MHP Genel Başkan Yardımcısı Feti Yıldız, 10 Temmuz Dünya Hukuk Günü dolayısıyla yayımladığı mesajda tutuklama uygulamalarına yönelik önemli görüşler paylaştı.
“Bizler, adaletli ve merhametli bir medeniyetin mensuplarıyız” diyen Yıldız, şunları ifade etti:
“Mevzuatımızda, Ceza Muhakemesi usul ve kurallarına dair ilk metinleri 1870 yılında Adliyenin Daimi Nizamnamesi’nin üçüncü faslında görmekteyiz.

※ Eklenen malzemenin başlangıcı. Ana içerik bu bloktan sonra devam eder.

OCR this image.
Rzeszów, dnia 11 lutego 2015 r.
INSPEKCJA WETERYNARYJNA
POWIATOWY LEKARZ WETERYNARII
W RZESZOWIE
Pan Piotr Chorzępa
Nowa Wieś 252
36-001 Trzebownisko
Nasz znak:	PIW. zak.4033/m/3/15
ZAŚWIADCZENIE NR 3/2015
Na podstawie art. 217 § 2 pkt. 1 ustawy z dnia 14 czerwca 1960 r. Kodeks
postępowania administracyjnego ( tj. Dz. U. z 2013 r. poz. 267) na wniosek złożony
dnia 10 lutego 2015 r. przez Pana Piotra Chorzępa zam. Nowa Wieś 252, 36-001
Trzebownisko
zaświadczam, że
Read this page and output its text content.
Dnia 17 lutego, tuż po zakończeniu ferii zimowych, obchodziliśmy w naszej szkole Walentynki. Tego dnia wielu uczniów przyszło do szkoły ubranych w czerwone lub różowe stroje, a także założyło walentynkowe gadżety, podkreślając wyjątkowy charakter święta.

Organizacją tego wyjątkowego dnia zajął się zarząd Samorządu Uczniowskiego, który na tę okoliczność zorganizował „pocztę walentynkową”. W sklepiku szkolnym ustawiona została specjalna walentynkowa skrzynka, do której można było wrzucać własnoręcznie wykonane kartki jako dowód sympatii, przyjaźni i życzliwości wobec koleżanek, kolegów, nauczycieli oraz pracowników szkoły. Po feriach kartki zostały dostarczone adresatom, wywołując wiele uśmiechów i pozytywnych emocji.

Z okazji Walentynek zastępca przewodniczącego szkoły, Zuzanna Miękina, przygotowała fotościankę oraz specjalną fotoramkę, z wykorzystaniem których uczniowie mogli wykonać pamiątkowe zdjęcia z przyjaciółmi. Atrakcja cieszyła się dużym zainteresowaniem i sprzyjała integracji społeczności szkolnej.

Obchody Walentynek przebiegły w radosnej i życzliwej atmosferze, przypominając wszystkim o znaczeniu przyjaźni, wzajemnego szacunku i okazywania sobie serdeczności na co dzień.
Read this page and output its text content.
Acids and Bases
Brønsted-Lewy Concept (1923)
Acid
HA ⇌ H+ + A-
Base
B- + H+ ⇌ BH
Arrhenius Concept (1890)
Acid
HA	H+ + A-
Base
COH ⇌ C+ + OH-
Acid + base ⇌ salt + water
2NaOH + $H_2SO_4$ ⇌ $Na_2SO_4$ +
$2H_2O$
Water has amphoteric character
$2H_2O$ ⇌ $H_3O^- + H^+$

Türkiye Cumhuriyeti’nin kuruluşunun ardından, Alman Ceza Muhakemesi Kanunu bazı değişikliklerle alınarak 1926 yılında yürürlüğe girmiştir.”
19. Yüzyıldaki büyük kodifikasyon hareketinin bir sonucu olan bu kanun, hakların ve özgürlüklerin kullanılması ve geliştirilmesi için elverişli bir çerçeve sunmuştur.
Bu metinler, maddi gerçeğe ulaşmak amacıyla gerçekleştirilecek işlemlerin insan özgürlüklerine ve adil yargılama hakkına uygun bir şekilde yapılması gerektiğini hatırlatmaktadır.
Örneğin, hürriyeti kısıtlayıcı tedbirlere ‘sadece çok zorunlu hallerde başvurulması’ ve ‘kesin ihtiyaç’ ölçüsünde kısıtlama yapılması gerektiği benimsenmektedir. Bu yetkinin yalnızca ‘son bir çare’ olarak kullanılması gerekmektedir.
‘Gecikmesinde sakınca bulunan hal’ kriteri ortaya çıkmadan hürriyeti kısıtlayıcı tedbirlere başvurmamak gibi genel çerçeveler çizer. ‘Formül gerekçeleri’ reddedilir. Tarihimiz ise güzel örneklerle doludur.
Fatih Sultan Mehmet Han, İstanbul’un fethinden sonra emri hilafına hareket eden Rum Mimar İpsilanti Efendi’nin kolunu kestirir. Mimar İpsilanti Efendi, Kadı Hızır Bey’e giderek Fatih’i dava eder. İstanbul’un ilk Kadısı Hızır Bey, tebaanın herhangi bir insanına kullanılan hitapla: ‘Murat oğlu Mehmet, şu saatte mahkemeye gelin!’ yazılı celpnameyi padişaha gönderir.
Mahkemelerde hakim, adalet sağladığı için oturur, diğer taraflar ayakta ifade verir. Hızır Bey, Fatih’i otururken görünce ona: ‘–Suç murafaası üzeresin, ayağa kalk’ diye ihtar eder. Bu uyarı üzerine Fatih, ifade vermek için ayağa kalkar.
Kadı Hızır Bey, muhakeme sonucunda Fatih’i suçlu, Rum Mimarı ise mazlum olarak bulur. Fatih Sultan Mehmet, kararı sükunet ve tevekkülle karşılayarak Hızır Bey’e: ‘–Hüküm şer’-i şerîfindir!..’ der. ‘–Benden değil de Allah’tan korktuğun için seni tebrik ederim!..’ diyerek kutlar.